New Normal
I'm sure all of you have been hearing the same thing: "We have to get used to a new normal." I myself have been hearing this a lot lately as well. Whether it's a global pandemic, social injustices, the attacks on media or science, or changes in our weather due to climate change, there's a lot of "new" out there to get used to.
I've thought about this a lot as I'm getting older: norms change all the time. Our "new normal" – current crises aside – is much different than our parents grew up with. Much different than I grew up with. In the last 20 years, there's been a rapid change in our daily lives for what we consider normal.
Twenty years ago, I was in college. That's back in the days of AOL and dial-up.[1] Communication was starting to really take off as "instant", with instant messaging and cell phones. It was just at the precipice of it, and back then it was exciting to go through. Now, most of those same services we started with are gone and have been replaced by new things. And those new things are now old and established institutions within our social lives.

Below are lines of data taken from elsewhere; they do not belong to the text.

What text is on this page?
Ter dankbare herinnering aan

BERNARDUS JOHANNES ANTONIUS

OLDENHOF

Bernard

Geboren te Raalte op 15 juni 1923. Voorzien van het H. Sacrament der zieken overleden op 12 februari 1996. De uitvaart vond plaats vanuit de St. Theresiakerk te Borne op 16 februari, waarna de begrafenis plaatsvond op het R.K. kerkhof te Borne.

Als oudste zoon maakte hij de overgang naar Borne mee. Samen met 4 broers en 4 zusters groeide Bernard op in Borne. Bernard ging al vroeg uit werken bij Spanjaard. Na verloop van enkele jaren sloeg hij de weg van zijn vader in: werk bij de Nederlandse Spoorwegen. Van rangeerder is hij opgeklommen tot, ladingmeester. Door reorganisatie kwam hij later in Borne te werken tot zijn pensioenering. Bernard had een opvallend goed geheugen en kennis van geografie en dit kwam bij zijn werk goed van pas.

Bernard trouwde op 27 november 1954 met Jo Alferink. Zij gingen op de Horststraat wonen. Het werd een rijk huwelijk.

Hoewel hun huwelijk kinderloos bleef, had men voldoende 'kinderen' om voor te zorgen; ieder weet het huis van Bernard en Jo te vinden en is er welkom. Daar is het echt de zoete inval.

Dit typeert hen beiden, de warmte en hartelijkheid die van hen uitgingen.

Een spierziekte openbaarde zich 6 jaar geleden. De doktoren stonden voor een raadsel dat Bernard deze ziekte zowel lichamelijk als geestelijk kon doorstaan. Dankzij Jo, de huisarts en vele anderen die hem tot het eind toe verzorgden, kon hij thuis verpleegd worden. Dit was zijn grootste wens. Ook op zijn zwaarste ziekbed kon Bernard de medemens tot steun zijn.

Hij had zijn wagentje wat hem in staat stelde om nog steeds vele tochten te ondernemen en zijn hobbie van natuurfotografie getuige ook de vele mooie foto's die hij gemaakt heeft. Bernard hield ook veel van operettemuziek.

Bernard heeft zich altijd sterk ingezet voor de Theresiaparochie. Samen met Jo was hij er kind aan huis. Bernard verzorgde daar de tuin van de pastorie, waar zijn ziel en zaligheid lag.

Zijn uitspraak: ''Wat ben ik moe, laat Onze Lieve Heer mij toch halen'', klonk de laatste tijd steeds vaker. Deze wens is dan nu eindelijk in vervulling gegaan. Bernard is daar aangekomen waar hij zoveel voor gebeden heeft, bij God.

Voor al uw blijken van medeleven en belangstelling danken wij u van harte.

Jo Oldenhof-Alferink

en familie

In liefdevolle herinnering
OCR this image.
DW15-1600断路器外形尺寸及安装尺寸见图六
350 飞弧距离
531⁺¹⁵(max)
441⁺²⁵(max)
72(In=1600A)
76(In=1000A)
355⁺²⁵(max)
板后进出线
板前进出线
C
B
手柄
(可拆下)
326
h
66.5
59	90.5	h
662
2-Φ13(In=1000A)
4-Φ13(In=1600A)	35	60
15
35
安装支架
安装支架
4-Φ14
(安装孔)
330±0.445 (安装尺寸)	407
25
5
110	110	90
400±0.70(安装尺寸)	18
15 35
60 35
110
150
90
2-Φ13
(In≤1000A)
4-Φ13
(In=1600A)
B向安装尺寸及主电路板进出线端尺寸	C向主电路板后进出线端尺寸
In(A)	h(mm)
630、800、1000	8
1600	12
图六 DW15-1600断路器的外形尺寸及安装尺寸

Think of where we are today: we have instant access to everything. We are a society that wants everything right now. We always want the new stuff. We want change immediately. We want justice immediately. And we are at quite a crossroads. The people who are making decisions – right, wrong, or indifferent – are by and large from a generation who didn't grow up with instant. They have been adapting to a new normal for a long time, yet still want to hold on to the older ideals they grew up with. I'm sure that you and I will be doing the same as we get older.
We as individuals can adapt to a new normal at our own pace. Society not so much. Society involves more people and moves slowly, which is not the world we as individuals expect to live in today. As we are all striving to return to what "normal" looks like, we need to realize that things are changing rapidly and that a normal or a new normal might not even be what we expect. I guess for now we move forward as the pandemic rages, and wait patiently for what life will be like on the other side.
Maybe take a break from things online. Take some time to figure out connecting to others in the safest way possible. Reflect on what we are all going through.[2] Do your part to help others through this, whether it be checking in on people or doing the simplest thing that anyone could: wear a damn mask.